What are the broader implications for policy, sustainability, and economic strategy?

The study’s central conclusion is that AI and ESG investment, while both crucial to future economic systems, exist in a state of fragile co-evolution. Their interaction is not linear or harmonious but shaped by structural variables such as regulatory clarity, fiscal policy, market volatility, and international dynamics. As a result, policies aimed at fostering synergies between AI and ESG must be dynamic, time-aware, and grounded in empirical evidence rather than aspirational alignment.

The authors call for the creation of robust institutional frameworks that can mitigate the adverse spillovers of AI development on ESG investment. These include incentive structures that reward AI applications contributing to sustainability goals, improved ESG rating transparency, and policy instruments that calibrate AI support based on environmental and social performance. Pilot projects demonstrating successful integration, such as AI-powered environmental surveillance or sustainable logistics systems, should be amplified and subsidized.
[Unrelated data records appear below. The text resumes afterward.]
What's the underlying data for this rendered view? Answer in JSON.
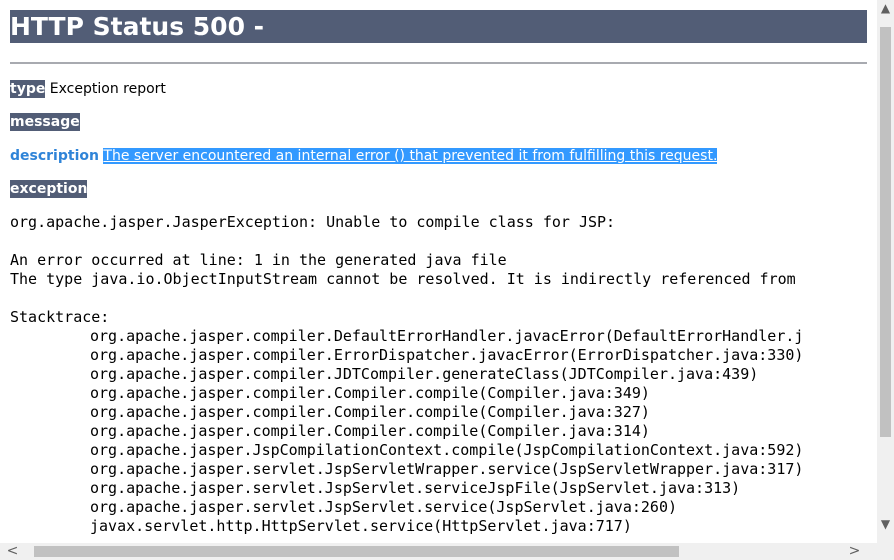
{
  "page": {
    "title": "HTTP Status 500 -"
  },
  "fields": {
    "type_label": "type",
    "type_value": "Exception report",
    "message_label": "message",
    "description_label": "description",
    "description_value": "The server encountered an internal error () that prevented it from fulfilling this request.",
    "exception_label": "exception"
  },
  "exception": {
    "line1": "org.apache.jasper.JasperException: Unable to compile class for JSP:",
    "line2": "",
    "line3": "An error occurred at line: 1 in the generated java file",
    "line4": "The type java.io.ObjectInputStream cannot be resolved. It is indirectly referenced from",
    "line5": "",
    "stacktrace_label": "Stacktrace:",
    "frames": [
      "org.apache.jasper.compiler.DefaultErrorHandler.javacError(DefaultErrorHandler.j",
      "org.apache.jasper.compiler.ErrorDispatcher.javacError(ErrorDispatcher.java:330)",
      "org.apache.jasper.compiler.JDTCompiler.generateClass(JDTCompiler.java:439)",
      "org.apache.jasper.compiler.Compiler.compile(Compiler.java:349)",
      "org.apache.jasper.compiler.Compiler.compile(Compiler.java:327)",
      "org.apache.jasper.compiler.Compiler.compile(Compiler.java:314)",
      "org.apache.jasper.JspCompilationContext.compile(JspCompilationContext.java:592)",
      "org.apache.jasper.servlet.JspServletWrapper.service(JspServletWrapper.java:317)",
      "org.apache.jasper.servlet.JspServlet.serviceJspFile(JspServlet.java:313)",
      "org.apache.jasper.servlet.JspServlet.service(JspServlet.java:260)",
      "javax.servlet.http.HttpServlet.service(HttpServlet.java:717)"
    ]
  },
  "scrollbars": {
    "up_arrow": "▲",
    "down_arrow": "▼",
    "left_arrow": "<",
    "right_arrow": ">"
  },
  "colors": {
    "header_bg": "#525d76",
    "selection_bg": "#3399ff",
    "description_label": "#2f84d8"
  }
}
Another critical recommendation is the reinforcement of data governance. Given that ESG investors are increasingly sensitive to privacy and ethical data use, the lack of legal safeguards and explainability in AI systems poses a credibility risk. Stronger compliance measures and the use of privacy-enhancing technologies can restore trust and unlock ESG funding for responsible AI ventures.

The study calls for international cooperation. Since the dynamics between AI and ESG vary across countries depending on industrial priorities and regulatory maturity, global forums must share best practices and converge on standards that align innovation with sustainability.